Yatırımcılar paniğe kapılmış, ons fiyatı bir gecede çakılmıştı.
Ama sonra? Rekor üstüne rekor geldi.

Bu yaşananlar artık tekil olaylar değil.
Bir sistemin güven veremediğinin göstergesi.

Peki küçük yatırımcı ne yapacak?
İzleyip mi susacak?
Yoksa öğrenip, kendini mi savunacak?

Bir grafik düşerken insanların umudu da düşüyorsa, bu sadece ekonomi değil, toplumsal travmadır.


🗳️ Liderler Yollar Gösterir mi, Yol Kapatır mı?

Bazı siyasi açıklamalar bu hafta çok konuşuldu.
İsyan çağrısı mıydı, özgürlük talebi mi?

Benzer çıkışları 2013 Gezi Olayları’nda da gördük.
Kimi halkın sesi olarak duydu, kimi düzen bozmak olarak gördü.
Bugünse yine aynı sorularla karşı karşıyayız.
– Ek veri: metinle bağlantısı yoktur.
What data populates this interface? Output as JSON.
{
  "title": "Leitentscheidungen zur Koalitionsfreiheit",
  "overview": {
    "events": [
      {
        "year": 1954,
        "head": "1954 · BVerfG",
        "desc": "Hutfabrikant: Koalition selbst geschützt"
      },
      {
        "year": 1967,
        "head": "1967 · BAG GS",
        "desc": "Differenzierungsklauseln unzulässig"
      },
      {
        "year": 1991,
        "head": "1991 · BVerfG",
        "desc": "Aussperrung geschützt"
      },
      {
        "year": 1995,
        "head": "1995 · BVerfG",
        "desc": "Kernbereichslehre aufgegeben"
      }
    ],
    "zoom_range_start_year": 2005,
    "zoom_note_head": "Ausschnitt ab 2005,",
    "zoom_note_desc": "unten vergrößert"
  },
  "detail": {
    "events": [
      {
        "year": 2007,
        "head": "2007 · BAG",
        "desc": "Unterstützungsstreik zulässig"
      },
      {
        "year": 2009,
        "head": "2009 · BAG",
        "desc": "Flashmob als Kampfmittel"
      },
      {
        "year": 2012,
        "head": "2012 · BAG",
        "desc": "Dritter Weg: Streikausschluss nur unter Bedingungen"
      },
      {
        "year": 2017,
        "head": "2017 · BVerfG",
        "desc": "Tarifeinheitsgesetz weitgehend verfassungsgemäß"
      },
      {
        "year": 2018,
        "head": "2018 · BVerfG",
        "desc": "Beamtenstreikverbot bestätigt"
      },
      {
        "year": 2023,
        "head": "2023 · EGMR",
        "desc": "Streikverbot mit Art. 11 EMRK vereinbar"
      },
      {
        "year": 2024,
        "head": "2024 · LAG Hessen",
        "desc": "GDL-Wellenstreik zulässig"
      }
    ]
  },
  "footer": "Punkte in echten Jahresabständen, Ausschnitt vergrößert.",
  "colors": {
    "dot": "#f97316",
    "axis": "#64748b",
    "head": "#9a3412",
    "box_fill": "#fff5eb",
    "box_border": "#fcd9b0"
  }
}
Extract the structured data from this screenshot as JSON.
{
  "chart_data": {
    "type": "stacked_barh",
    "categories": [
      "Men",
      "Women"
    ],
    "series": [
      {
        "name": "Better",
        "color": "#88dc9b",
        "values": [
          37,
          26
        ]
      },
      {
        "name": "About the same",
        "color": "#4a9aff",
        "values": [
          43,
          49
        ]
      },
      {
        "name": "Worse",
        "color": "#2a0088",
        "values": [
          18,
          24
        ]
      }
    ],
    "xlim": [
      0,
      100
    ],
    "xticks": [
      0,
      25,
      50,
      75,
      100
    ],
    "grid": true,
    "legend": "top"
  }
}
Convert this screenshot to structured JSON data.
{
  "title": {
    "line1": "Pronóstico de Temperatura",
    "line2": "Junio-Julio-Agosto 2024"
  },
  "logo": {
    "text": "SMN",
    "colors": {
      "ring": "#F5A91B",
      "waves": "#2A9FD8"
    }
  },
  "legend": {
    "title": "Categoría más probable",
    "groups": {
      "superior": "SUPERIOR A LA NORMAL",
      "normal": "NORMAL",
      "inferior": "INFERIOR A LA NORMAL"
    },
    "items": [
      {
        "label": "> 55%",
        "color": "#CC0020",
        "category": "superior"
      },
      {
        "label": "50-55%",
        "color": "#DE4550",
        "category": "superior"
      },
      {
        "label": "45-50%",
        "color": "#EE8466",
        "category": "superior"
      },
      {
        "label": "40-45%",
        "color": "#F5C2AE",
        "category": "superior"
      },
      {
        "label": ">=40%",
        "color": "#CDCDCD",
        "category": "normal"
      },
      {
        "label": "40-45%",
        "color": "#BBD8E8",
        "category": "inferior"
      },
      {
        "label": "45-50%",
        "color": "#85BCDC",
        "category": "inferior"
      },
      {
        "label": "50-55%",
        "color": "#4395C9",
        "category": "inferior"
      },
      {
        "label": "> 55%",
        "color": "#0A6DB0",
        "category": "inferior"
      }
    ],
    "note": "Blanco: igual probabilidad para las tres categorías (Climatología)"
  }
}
Demokrasi, sesini duyuramayanların da temsil edildiği bir düzen midir?
Yoksa sadece bağıranların susturulmaya çalışıldığı bir sessizlik mi?

Ancak unutmamamız gereken bir şey var:
Otoriteyi tanımayan bir düşünce, otoriteyi ele geçirince ne yapar?

Bu sadece bir siyasi sorumluluk değil, aynı zamanda ahlaki bir sınavdır.


🧠 Toplumsal Hafıza Zayıfsa, Travmalar Sürekli Tekrar Eder

Her yıl aynı gösteriler, aynı konuşmalar…
Her felaketten sonra aynı şaşkınlık, aynı suskunluk…
Her ekonomik dalgalanmada aynı belirsizlik, aynı boş bakışlar…

Peki hiç düşündük mü:
Neden hep aynı şeyleri yaşıyoruz?

Çünkü sistem değişmeden, sadece manzara değişiyor.
Çünkü çocuklar dinlenmeden, sadece müzik değişiyor.
Çünkü sorular sorulmadan, sadece günler geçiyor.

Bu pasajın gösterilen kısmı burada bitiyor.